The 2014 BALLE conference this June 11 – 13 in Oakland, CA may inspire even more food-focused enterprises.  “We’re focusing on the six most urgent, exciting, and important topic areas happening in localism, and we’re going to go deep on those,” Epner says.  “The new food economy is going to be one of those conversations.”  An in-depth panel discussion with national experts is planned, with analysis of case studies from across the country.

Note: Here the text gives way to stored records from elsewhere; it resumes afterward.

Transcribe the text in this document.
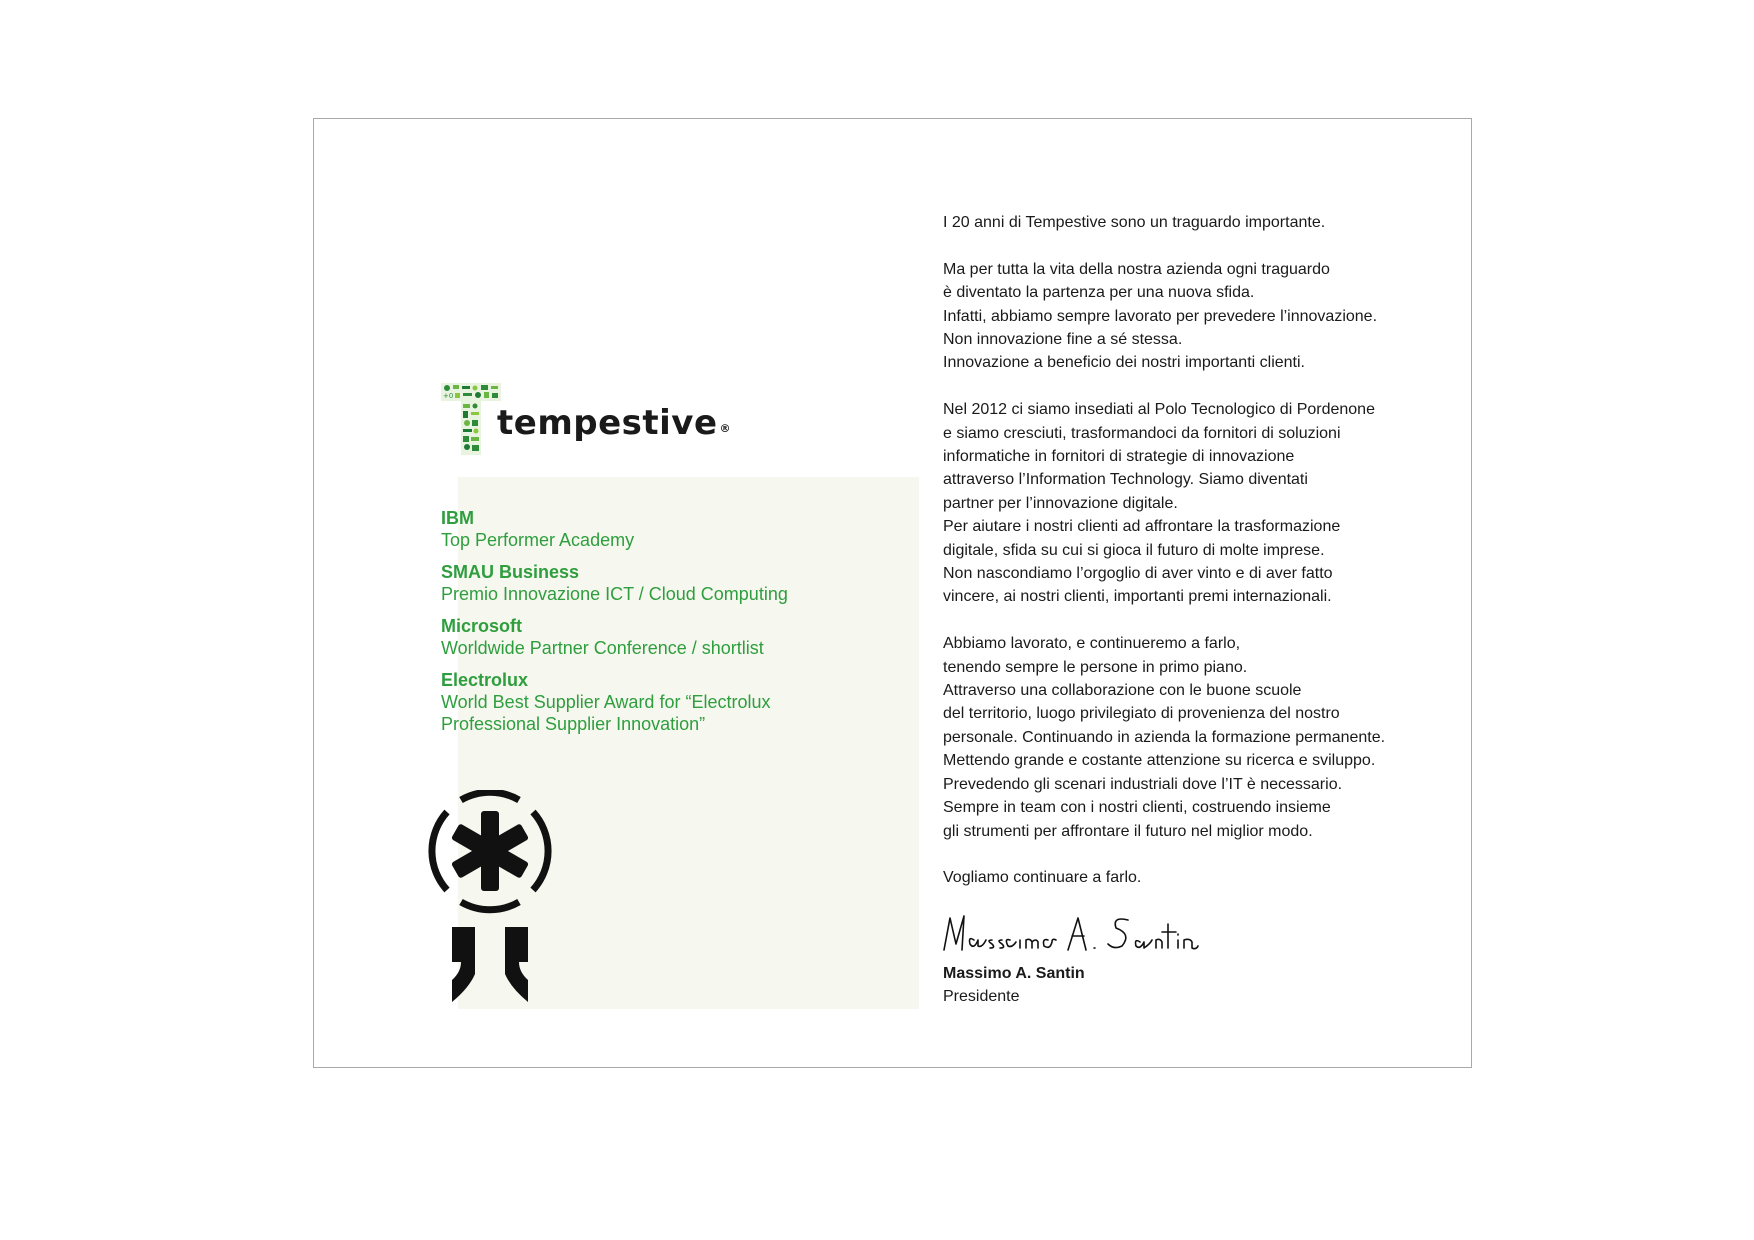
+0
tempestive ®
IBM
Top Performer Academy
SMAU Business
Premio Innovazione ICT / Cloud Computing
Microsoft
Worldwide Partner Conference / shortlist
Electrolux
World Best Supplier Award for “Electrolux
Professional Supplier Innovation”

I 20 anni di Tempestive sono un traguardo importante.

Ma per tutta la vita della nostra azienda ogni traguardo
è diventato la partenza per una nuova sfida.
Infatti, abbiamo sempre lavorato per prevedere l’innovazione.
Non innovazione fine a sé stessa.
Innovazione a beneficio dei nostri importanti clienti.

Nel 2012 ci siamo insediati al Polo Tecnologico di Pordenone
e siamo cresciuti, trasformandoci da fornitori di soluzioni
informatiche in fornitori di strategie di innovazione
attraverso l’Information Technology. Siamo diventati
partner per l’innovazione digitale.
Per aiutare i nostri clienti ad affrontare la trasformazione
digitale, sfida su cui si gioca il futuro di molte imprese.
Non nascondiamo l’orgoglio di aver vinto e di aver fatto
vincere, ai nostri clienti, importanti premi internazionali.

Abbiamo lavorato, e continueremo a farlo,
tenendo sempre le persone in primo piano.
Attraverso una collaborazione con le buone scuole
del territorio, luogo privilegiato di provenienza del nostro
personale. Continuando in azienda la formazione permanente.
Mettendo grande e costante attenzione su ricerca e sviluppo.
Prevedendo gli scenari industriali dove l’IT è necessario.
Sempre in team con i nostri clienti, costruendo insieme
gli strumenti per affrontare il futuro nel miglior modo.

Vogliamo continuare a farlo.

Massimo A. Santin
Presidente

This focus on food and farm issues is not new to BALLE.  Its members include food hubs and cooperatives as well as many businesses, such as restaurants, closely tied to local farms.  Moreover, several of BALLE’s Local Economy Fellows are part of the sustainable agriculture movement, including Malik Yakini, Executive Director of the Detroit Black Food Security Network; Nikki Henderson Silvestri, Executive Director of Green for All; and D’Artagnan Scorza, Executive Director/CEO of the Social Justice Learning Institute, Urban Agriculture Enterprises, Inc. in Los Angeles, CA. 

Fellows as Levers of Change
“Our fellowship program – that’s really where our lever of change is,” says Epner of the competitive 18-month fellowship established in 2011.  To be selected, fellows must be innovative leaders working within a localist context, as well as “connectors”—people who represent, convene, and influence whole communities of local businesses.  Connectors can spread knowledge and adapt solutions widely.  Within the first six months of the fellowship’s pilot year, fellows replicated six programs and raised more than $500,000 in new funds as they shared program proposals and made introductions for each other. 

The 2013-2014 cohort is just as collaborative.  Through the facilitated BALLE fellowship meetings held each quarter, Malik Yakini, Nikki Henderson Silvestri and D’Artagnan Scorza noted that funding seemed capped a certain level for groups working in historically underserved areas—a level that enabled programming but stymied long-range planning and growth.  They also recognized that the food justice movement in these communities was resolutely local—its strength rooted in local culture, history, and people.  The three fellows and their key staff convened in Detroit last fall to lay the groundwork for a collaborative that will build upon local strengths to address nationwide funding and operational issues.  They plan to extend the collective beyond their three nonprofits to include community-based organizations across the country.  “The fellows… they are our tipping point,” Epner says.

Financing the New Economy
The limited funding available to local initiatives is one factor that Scorza, Silvestri and Yakini’s collaboration addresses that concerns most BALLE members.  This is why driving investment is one of the three strategies that guide BALLE’s efforts.

“We do a lot of work in community capital,” says Epner, referring to the type of alternative financing that aims to transform and strengthen the prosperity of our communities and the lives of the people within them.  BALLE encourages investment in local businesses by monitoring and quantifying the impact that these companies have on neighborhoods, counties, and regional communities.  The organization then shares its data and findings with government agencies, financial institutions, and businesses. 

BALLE also uses its online learning community to share financial solutions that are working and replicable.  The organization released a Community Capital Toolkit in January that includes seven webinars and a 20-page guide.  It is available online—free for anyone seeking to understand and access this underutilized resource.  “We need to finance this new economy,” says Epner. “You can have the best ideas in the world, but if you have no financial backing for them… that’s a real challenge.”